I didn’t know if I believed that or not.

“If that’s the truth then I won’t worry,” I told her. “But until I hear from Kaitlyn that she’s truly not hungry or thirsty, I will be concerned for her. Will you please go ask her one more time if she would like to take my vein? If not, I’ll leave you all alone and I won’t come back until she asks me to.”

Megan sighed.

“I’ll ask her,” she said, getting up from the couch. “But I’m pretty sure she just wants to be left alone right now.”

39

Kaitlyn

“I’m sorry, Megan, but I just want to be alone right now,” I whispered from the depths of my pillow when she came in to ask me if I was thirsty.

Of course I was thirsty. I’d been crying all weekend—I couldn’t seem to stop no matter how hard I tried. I had lost count of how many times I’d sent my pillowcases through the laundry chute and still they were spotted with red dots and blotches from my endless weeping.

I couldn’t get over the feeling of loss—the feeling of abandonment that washed over me every time I thought of how coolly and calmly Alastair Breedlove had ended my relationship with his family and especially with little Allegra. He had cut me out of their lives as neatly as a surgeon excising a particularly nasty tumor. He had called me a “mistake” and that was what I felt like. Like something that shouldn’t have been allowed to exist in the first place.

Being cut adrift from the only family I had known since The Fire made me feel helpless and alone and frightened all at once. As vulnerable as a snail out of its shell, exposed for any careless pair of heavy boots to stamp into the mud at any moment.

Of course, I still had my friends and Coven-mates. That knowledge was all that was holding me together. I clung to it like a life preserver because I had nothing else to hold on to.

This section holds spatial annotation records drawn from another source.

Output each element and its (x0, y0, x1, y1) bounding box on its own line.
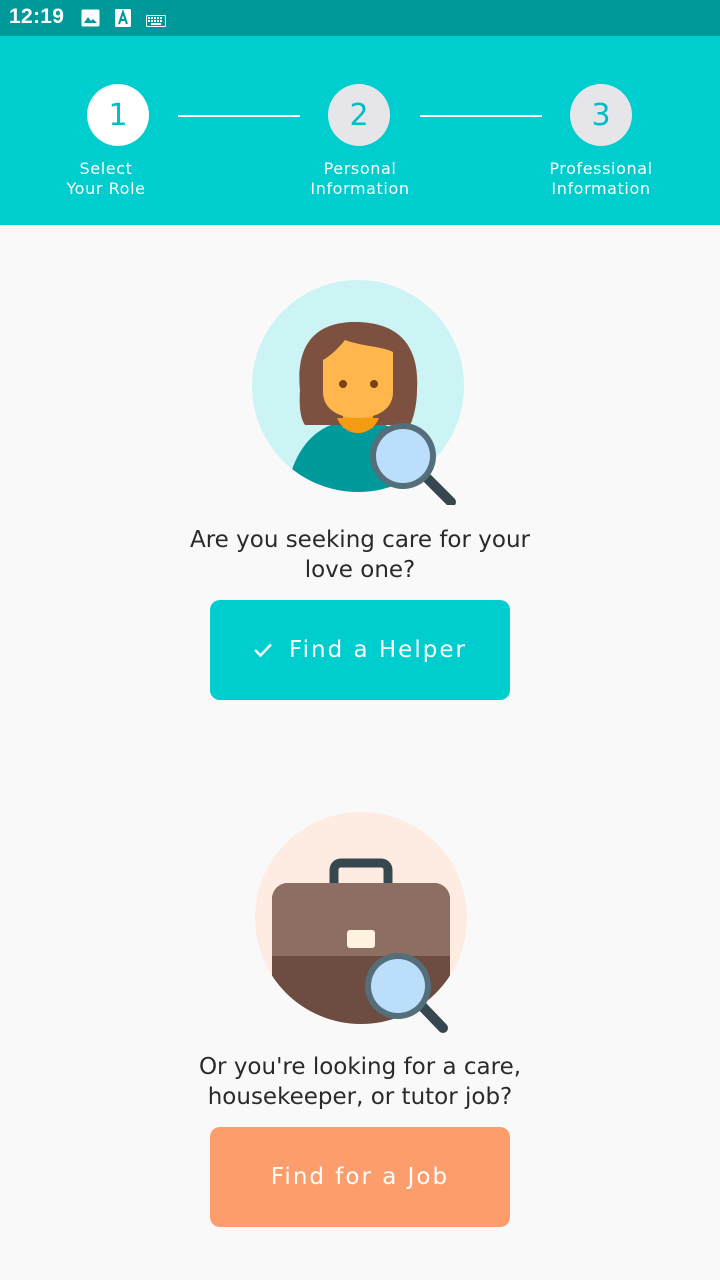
job-seeker-illustration (250, 808, 480, 1033)
step-2-label-line1: Personal (323, 159, 397, 178)
step-indicator: 1 2 3 Select Your Role Personal Informat… (0, 36, 720, 225)
find-job-label: Find for a Job (270, 1164, 450, 1190)
step-3-circle[interactable]: 3 (570, 84, 632, 146)
job-seeker-question-line2: housekeeper, or tutor job? (207, 1084, 513, 1110)
step-1-label-line1: Select (79, 159, 133, 178)
step-3-label: Professional Information (531, 159, 671, 199)
step-3-number: 3 (591, 97, 611, 133)
step-connector-1-2 (178, 115, 300, 117)
keyboard-icon (146, 12, 166, 31)
job-seeker-question-line1: Or you're looking for a care, (198, 1054, 522, 1080)
step-1-label-line2: Your Role (66, 179, 146, 198)
status-bar: 12:19 (0, 0, 720, 36)
step-3-label-line1: Professional (549, 159, 653, 178)
step-2-circle[interactable]: 2 (328, 84, 390, 146)
job-seeker-question: Or you're looking for a care, housekeepe… (110, 1052, 610, 1112)
step-1-label: Select Your Role (36, 159, 176, 199)
step-1-number: 1 (108, 97, 128, 133)
care-seeker-question: Are you seeking care for your love one? (110, 525, 610, 585)
find-helper-label: Find a Helper (289, 637, 467, 663)
step-2-label-line2: Information (310, 179, 410, 198)
status-time: 12:19 (9, 5, 65, 28)
care-seeker-question-line2: love one? (304, 557, 416, 583)
step-3-label-line2: Information (551, 179, 651, 198)
step-1-circle[interactable]: 1 (87, 84, 149, 146)
step-2-label: Personal Information (290, 159, 430, 199)
text-a-icon (115, 8, 131, 31)
care-seeker-question-line1: Are you seeking care for your (189, 527, 530, 553)
find-job-button[interactable]: Find for a Job (210, 1127, 510, 1227)
image-icon (81, 9, 100, 31)
care-seeker-illustration (245, 280, 475, 507)
find-helper-button[interactable]: Find a Helper (210, 600, 510, 700)
step-2-number: 2 (349, 97, 369, 133)
step-connector-2-3 (420, 115, 542, 117)
check-icon (253, 642, 273, 658)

And yet there was fear there too. Twice now, in my life, I had lost people that meant everything to me. Twice my whole world had been torn away from me in a matter of moments. You don’t get over that kind of trauma easily or well—at least, I didn’t.

And every time I thought to myself, At least I still have my coven. At least I still have Megan and Avery and Emma and Griffin, a little voice would speak up and ask me when I thought I might lose them too.

Because once you lose one person in your life suddenly and randomly and for no apparent reason, a veil is torn away from your vision and you realize that you can lose anyone—anyone—in the blink of an eye. You understand that no one is safe—that no one is off limits. That anyone can die or be taken away and there is nothing you can do or say to stop it.

And that realization—that knowledge—makes the world a bad, sad, scary place. A place it’s too hard to walk in alone…and even harder to walk in with the people you still have left. Because who knows which one of them might be next to go? Who knows how much longer you’ll have them?